Если мы обратимся к классическому определению подросткового возраста как возраста полового созревания и психологических изменений человека, формирования высших психических функций, когнитивных и эмотивных ценностных ориентаций, то, согласно мнению детских психологов, этот возраст заканчивается к 14—15 годам. Далее предполагается новый возраст уже в рамках молодежи — юношеский.
Детские психологи Л. Выготский и Б. Эльконин в качестве главного источника трансформаций в юношеском возрасте выделяли изменение социальной ситуации развития с усвоением новых ролей, с поведенческой, деятельностной компонентой, с формированием новых форм отношений в близком и удаленном поле развития. Этот опыт в советские времена приобретался и закреплялся в поездках в пионерские лагеря, в деятельности молодежной организации, в летних трудовых отрядах, в производственных практиках, во время военных школьных сборов.
В связи с принятием Конвенции о правах ребенка 1989 года возраст до 18 лет стал официально конституированным детским возрастом, и тогда период с 14 до 18 лет попал и в детский возраст, и в социальной молодежный возраст. В современном российском научном сообществе все более четко выступает желание и высказываются мнения, чтобы не связывать границу молодежного возраста с четкими ориентациями на хронологический (календарный) возраст и пролонгировать детство.
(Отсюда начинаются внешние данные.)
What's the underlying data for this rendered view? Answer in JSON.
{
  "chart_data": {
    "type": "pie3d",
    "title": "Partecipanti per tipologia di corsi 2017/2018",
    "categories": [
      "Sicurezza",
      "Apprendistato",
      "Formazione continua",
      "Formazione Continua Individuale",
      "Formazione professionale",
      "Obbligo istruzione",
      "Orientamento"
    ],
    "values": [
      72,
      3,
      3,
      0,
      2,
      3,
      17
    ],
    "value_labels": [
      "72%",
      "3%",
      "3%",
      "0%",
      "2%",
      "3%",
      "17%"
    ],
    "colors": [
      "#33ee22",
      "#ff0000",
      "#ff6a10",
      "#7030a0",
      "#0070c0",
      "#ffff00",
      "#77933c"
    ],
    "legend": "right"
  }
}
Сам термин «подростки» начинает распространяться вплоть до 18 лет. Совсем недавно, например, появилось исследование наших коллег из Санкт-Петербурга «Подростки 360°», где они называют респондентов 14—18 лет подростками, а не молодежью или старшими школьниками, как это было принято раньше.
Именно эта группа на первом этапе молодежного возраста сегодня все больше подвергается редукции: от устойчивого единообразия перехода к эмпирической субъективности. Российская социология детства фиксирует многочисленные противоречия и парадоксы развития на этом «пограничье». Мы полагаем, что возможно называть этот новый, постепенно выкристаллизовывающийся конструкт предмолодежью.
Если раньше этот первый период молодежного возраста был периодом приобретения самостоятельности, независимости, сегодня налицо новое явление глокализации детства — тенденция сокрытия детства от взрослых проблем, от взрослой жизни, попытка нивелировать влияние глобализирующегося социума[1]. Это влияние определяется прежде всего как конкурент родителям и семье и считается пагубным для ребенка.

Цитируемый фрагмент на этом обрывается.